Trump, BM konuşmasını, büyük çapta, öncelikle cebini düşünen, yaşadığı yörenin ötesinde bir ilgiye sahip bulunmayan Amerikan halkına kendisinin tam da istedikleri türden bir başkan olduğunu ispatlama fırsatı olarak kullandı.
Erdoğan da konuşmasının Türkiye’de nasıl yankılanacağını bütünüyle gözardı etmemişti, mesajlarının bazısı doğrudan bizlereydi; ancak yine de evrensel ağırlıkta yönleri de ihmal etmeyen bir metinle çıkmıştı Cumhurbaşkanı Erdoğan kürsüye…

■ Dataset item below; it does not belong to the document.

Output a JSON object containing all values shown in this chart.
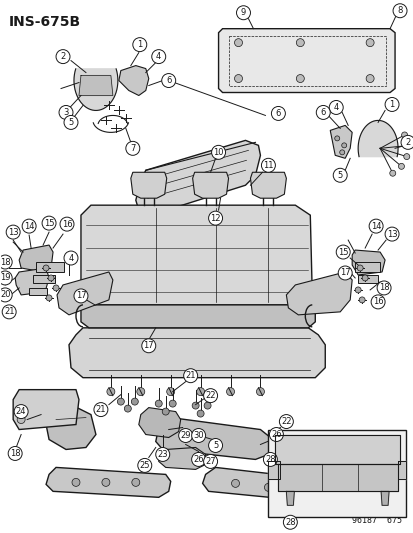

Hassas denge gözetilmişti.
Almanya’ya verilecek mesajlar
Cumhurbaşkanı ABD’den sonra Türkiye’ye dönmeden resmi bir ziyaret için Almanya’ya uğrayacak. Orada da bu denge herhalde ihmal edilmeyecektir.
Zaman zaman sorunlar yaşansa bile, Almanya, Türkiye açısından önemli Batı ülkelerinin en başında yer alıyor. Yalnızca ülkemize ilgi göstermiş Alman sermayesinin ve iki ülke arasındaki ticari ilişkilerin yoğunluğu sebebiyle değil, orayı ‘ikinci vatan’ olarak seçmiş sayıları üç milyonu aşan Türklerin varlığı sebebiyle de önemli ülke Almanya.
Her ülkenin siyasi hayatının özelliklerinin de zorladığı hassasiyetleri bulunur.
Almanya’nın -Avrupa’daki genel yönelişi de yansıtan- popülist politikacıları ile göçmenleri ve aralarında yaşayan yabancıları ülkeleri için ‘tehdit’ olarak gören bir zihniyeti benimsemiş partileri var ve bu görüşler seçmenden taraftar da bulmaya başladı.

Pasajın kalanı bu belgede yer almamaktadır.